Shape of WaterI met a family the other day coming into the Wild Garden from Dog Kennel Lane. It was obviously their first visit to the Garden and, after coming through the gate, their son ran on ahead and exclaimed; “Wow, Water”; clearly a surprise to them, they were just expecting paths and trees!

The Upper Pond, the largest, was originally the fish pond for Shipton Court and the island in the middle provides protection for the wild ducks. From the Upper Pond the water flows down the recently renovated stone-lined rill into the Round Pond – actually it is not round but elliptical, it appears ‘round’ if you stand on the bridge over the outlet!

Under the bridge, it falls into the first of the three canals. The middle canal is the shallowest, running gently alongside the path to the second waterfall. Look carefully at this waterfall and you will see that it is edged with Pulmanite, an artificial stone patented by James Pulman in the Victorian period. The lower canal is the deepest, and towards the bottom you will see three fish shelters we recently installed.

The sluice gate at the bottom of the canals allows us to regulate the water levels and to empty the canals for maintenance. The water runs from here down to the site of the old Shipton Mill – where Milton Service Station is today – and then on down to the Evenlode.

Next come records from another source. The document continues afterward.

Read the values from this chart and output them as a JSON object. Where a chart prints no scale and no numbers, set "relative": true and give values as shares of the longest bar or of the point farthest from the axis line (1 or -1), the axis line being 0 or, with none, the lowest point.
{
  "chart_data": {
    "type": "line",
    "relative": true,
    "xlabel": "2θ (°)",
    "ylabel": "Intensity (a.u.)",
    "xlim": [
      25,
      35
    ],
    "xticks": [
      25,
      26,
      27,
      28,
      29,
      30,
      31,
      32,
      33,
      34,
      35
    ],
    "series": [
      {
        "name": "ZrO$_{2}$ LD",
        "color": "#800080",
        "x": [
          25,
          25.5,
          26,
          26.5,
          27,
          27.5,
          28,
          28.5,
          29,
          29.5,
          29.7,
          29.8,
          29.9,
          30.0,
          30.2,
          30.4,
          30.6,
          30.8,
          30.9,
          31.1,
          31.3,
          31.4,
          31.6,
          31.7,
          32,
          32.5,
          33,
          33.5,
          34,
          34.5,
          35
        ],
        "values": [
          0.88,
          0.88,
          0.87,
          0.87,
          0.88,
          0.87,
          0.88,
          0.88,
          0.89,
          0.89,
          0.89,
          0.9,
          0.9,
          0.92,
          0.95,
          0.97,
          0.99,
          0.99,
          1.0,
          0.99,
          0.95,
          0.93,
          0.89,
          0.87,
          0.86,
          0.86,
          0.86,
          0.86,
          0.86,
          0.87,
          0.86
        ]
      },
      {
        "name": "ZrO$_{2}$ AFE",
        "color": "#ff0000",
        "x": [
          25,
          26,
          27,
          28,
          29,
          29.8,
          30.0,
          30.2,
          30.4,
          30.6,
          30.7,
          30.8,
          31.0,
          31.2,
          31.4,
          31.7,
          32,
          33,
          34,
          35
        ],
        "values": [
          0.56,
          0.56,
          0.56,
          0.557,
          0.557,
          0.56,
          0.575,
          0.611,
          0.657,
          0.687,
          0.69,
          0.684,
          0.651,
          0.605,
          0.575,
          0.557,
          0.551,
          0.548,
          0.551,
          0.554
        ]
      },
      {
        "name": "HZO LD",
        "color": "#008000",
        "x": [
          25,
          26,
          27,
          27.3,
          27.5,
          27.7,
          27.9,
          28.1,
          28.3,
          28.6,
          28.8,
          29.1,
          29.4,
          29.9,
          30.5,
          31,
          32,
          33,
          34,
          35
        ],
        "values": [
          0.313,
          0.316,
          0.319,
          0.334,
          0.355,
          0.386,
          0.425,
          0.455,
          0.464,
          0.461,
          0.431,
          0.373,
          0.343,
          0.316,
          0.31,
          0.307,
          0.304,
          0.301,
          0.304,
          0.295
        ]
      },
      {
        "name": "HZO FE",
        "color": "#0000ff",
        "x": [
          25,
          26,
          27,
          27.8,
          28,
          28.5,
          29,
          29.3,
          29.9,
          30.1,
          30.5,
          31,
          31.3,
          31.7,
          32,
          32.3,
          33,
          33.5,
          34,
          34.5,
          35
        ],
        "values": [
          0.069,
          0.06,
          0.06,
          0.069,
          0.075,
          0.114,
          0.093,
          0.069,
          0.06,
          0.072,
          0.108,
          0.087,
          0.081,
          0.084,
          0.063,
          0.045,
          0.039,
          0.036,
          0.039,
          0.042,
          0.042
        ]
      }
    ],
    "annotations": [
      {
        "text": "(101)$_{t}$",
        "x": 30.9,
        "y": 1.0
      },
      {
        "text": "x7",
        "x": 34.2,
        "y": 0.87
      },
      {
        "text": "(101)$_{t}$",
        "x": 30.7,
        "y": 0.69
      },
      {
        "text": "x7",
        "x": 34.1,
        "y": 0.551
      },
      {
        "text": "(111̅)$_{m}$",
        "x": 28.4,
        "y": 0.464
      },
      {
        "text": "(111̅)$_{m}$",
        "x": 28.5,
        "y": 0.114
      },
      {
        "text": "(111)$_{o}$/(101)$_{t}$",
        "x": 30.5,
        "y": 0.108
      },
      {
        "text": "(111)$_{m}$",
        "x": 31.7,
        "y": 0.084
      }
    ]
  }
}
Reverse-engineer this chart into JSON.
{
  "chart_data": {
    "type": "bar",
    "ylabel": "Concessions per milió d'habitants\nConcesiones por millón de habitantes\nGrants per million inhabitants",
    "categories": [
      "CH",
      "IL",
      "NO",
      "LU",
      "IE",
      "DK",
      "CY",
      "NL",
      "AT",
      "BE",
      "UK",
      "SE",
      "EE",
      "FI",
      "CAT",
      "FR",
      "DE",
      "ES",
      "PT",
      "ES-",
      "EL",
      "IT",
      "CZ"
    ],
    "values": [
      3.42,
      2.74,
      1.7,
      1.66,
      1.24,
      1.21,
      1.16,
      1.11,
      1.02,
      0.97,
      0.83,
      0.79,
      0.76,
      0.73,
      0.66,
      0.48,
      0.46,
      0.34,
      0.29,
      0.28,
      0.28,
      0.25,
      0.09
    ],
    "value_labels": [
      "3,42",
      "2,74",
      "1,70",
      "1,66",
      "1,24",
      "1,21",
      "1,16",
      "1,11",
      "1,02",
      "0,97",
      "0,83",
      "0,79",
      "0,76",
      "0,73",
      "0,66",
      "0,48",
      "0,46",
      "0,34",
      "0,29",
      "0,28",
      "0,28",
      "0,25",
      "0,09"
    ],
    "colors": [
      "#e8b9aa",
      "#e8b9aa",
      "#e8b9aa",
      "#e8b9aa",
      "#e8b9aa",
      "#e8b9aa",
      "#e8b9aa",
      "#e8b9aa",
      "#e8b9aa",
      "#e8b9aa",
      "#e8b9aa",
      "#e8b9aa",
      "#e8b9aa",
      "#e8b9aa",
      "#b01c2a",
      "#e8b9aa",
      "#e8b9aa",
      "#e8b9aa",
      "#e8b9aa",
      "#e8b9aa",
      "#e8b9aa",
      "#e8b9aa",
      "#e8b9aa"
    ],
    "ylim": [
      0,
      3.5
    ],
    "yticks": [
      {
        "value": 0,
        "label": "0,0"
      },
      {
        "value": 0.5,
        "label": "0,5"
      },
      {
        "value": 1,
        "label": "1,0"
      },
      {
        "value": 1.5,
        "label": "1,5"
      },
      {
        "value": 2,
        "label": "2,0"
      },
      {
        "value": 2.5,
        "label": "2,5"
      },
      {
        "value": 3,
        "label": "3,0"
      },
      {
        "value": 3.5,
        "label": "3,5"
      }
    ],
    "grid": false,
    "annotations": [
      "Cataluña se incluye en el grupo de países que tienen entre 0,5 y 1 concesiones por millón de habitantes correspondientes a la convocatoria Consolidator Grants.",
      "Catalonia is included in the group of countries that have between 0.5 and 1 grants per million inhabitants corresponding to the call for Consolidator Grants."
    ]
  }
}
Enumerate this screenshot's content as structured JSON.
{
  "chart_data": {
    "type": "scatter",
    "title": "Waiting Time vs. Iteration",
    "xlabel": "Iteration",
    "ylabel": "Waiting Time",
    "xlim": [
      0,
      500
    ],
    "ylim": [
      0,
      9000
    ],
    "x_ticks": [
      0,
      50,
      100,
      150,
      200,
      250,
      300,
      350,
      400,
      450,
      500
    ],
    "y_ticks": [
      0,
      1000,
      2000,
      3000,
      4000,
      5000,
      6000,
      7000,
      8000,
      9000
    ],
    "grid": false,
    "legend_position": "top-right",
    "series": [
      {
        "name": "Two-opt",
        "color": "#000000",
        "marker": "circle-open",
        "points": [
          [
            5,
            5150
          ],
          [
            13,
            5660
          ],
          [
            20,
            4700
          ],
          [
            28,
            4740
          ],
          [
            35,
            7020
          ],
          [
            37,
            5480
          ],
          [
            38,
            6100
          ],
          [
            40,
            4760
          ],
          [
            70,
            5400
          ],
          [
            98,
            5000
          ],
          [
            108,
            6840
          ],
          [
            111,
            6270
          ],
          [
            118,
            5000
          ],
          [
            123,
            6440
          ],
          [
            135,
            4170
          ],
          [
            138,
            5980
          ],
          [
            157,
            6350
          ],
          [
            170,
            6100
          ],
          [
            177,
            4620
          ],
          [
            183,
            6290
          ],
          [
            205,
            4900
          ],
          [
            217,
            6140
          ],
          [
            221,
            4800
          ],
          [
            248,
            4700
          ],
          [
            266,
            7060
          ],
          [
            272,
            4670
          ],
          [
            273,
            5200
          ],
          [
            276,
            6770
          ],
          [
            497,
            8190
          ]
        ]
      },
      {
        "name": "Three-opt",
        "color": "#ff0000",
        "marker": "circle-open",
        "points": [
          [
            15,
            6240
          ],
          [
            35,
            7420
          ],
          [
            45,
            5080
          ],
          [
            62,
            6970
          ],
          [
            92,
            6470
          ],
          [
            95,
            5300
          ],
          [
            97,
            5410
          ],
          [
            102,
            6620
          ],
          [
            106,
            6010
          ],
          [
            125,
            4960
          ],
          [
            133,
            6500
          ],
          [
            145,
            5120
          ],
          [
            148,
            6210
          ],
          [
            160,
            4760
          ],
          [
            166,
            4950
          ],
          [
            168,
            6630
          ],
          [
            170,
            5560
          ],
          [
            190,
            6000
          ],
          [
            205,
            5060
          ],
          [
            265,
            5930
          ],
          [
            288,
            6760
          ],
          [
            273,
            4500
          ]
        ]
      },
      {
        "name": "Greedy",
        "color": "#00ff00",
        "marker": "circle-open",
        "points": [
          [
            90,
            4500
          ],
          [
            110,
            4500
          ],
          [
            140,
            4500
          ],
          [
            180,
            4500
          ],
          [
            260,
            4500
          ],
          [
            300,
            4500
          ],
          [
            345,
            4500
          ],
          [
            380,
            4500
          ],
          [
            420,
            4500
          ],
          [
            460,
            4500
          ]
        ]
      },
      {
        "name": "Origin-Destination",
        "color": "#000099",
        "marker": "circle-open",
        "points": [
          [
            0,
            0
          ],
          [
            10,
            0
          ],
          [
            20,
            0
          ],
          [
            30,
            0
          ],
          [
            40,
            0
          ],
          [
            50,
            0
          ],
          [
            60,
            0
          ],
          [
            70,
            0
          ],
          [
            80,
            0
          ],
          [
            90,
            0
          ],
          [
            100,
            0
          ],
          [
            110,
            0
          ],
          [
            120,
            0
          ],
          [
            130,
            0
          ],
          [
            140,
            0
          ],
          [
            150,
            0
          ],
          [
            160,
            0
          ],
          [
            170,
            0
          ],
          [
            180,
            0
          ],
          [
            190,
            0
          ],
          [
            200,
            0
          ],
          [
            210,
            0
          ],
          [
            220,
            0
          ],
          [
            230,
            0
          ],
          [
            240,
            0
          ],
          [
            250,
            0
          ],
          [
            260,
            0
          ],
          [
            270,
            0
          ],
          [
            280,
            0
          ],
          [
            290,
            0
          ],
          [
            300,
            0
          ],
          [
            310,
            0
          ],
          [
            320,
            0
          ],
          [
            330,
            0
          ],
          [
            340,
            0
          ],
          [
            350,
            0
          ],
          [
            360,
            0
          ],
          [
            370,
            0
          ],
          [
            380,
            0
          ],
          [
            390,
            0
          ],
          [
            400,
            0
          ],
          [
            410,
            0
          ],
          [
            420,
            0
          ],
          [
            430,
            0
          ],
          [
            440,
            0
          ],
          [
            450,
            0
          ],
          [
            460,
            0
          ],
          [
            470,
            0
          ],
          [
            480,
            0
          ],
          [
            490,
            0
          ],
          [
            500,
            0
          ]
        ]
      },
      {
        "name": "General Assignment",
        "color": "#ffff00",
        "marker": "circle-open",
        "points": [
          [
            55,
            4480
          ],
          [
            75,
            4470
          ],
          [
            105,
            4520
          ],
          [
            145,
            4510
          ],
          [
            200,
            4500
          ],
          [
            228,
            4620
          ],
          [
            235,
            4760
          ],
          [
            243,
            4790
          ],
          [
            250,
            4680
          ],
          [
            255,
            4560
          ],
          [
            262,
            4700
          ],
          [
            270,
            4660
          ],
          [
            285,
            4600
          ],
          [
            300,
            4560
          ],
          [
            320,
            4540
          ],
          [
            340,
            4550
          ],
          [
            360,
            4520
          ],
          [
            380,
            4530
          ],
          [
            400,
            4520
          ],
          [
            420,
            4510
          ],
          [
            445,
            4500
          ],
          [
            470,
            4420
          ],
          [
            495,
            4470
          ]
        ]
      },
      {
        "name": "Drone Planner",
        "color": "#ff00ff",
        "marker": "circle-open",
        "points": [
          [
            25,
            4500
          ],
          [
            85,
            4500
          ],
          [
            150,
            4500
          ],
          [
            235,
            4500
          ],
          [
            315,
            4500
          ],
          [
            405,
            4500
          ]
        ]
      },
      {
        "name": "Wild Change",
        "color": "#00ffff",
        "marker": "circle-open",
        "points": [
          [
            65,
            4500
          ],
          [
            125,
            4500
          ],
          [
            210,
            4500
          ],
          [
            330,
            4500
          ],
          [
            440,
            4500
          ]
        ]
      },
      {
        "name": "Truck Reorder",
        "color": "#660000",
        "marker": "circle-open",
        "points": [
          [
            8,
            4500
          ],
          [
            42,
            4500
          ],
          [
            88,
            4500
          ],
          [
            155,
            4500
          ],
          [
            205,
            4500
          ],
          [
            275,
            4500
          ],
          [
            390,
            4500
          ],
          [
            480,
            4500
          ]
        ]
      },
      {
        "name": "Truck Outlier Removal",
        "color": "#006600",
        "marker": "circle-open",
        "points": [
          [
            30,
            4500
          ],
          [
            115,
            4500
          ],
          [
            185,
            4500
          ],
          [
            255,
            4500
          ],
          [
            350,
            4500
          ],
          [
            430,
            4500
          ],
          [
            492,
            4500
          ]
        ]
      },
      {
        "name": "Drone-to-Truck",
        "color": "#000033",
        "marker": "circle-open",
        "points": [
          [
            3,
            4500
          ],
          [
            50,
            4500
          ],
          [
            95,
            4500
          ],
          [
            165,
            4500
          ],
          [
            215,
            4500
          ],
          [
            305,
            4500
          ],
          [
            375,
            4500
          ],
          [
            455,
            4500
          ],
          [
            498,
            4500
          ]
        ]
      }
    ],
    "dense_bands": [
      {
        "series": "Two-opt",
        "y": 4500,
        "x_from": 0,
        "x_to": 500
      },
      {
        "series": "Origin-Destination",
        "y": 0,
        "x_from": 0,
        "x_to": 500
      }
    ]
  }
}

The ponds and canals are fed from rain falling on Shipton Downs. The water flows down through the limestone cap and comes out as a spring in the field diagonally opposite the Dog Kennel Lane gate – you can see the source, it is surrounded by a wooden fence in the field. The spring water is very good quality – after all, Shipton Down springs used to supply the whole village!

Sometime in the 1860s, the then Lord Reade in Shipton Court decided to remodel the land at the end of the Lime Avenue. The idea was to turn it into a pleasure garden and walk for visitors and residents of the Court – and to show off a bit!

Constructing ponds and canals as water features was popular in Victorian times. After digging out, the canals were lined with clay and most probably the local sheep were used to ‘puddle’ the clay – stamping it down into shape and making it water tight. A photograph from around 1910 looking down the canals shows a lovely gazebo at the end, from where visitors could look up the full length of the canals and admire the waterfalls.

Today we are conserving the ponds and canals as places of relaxation, restocked with fish in collaboration with the Environment Agency.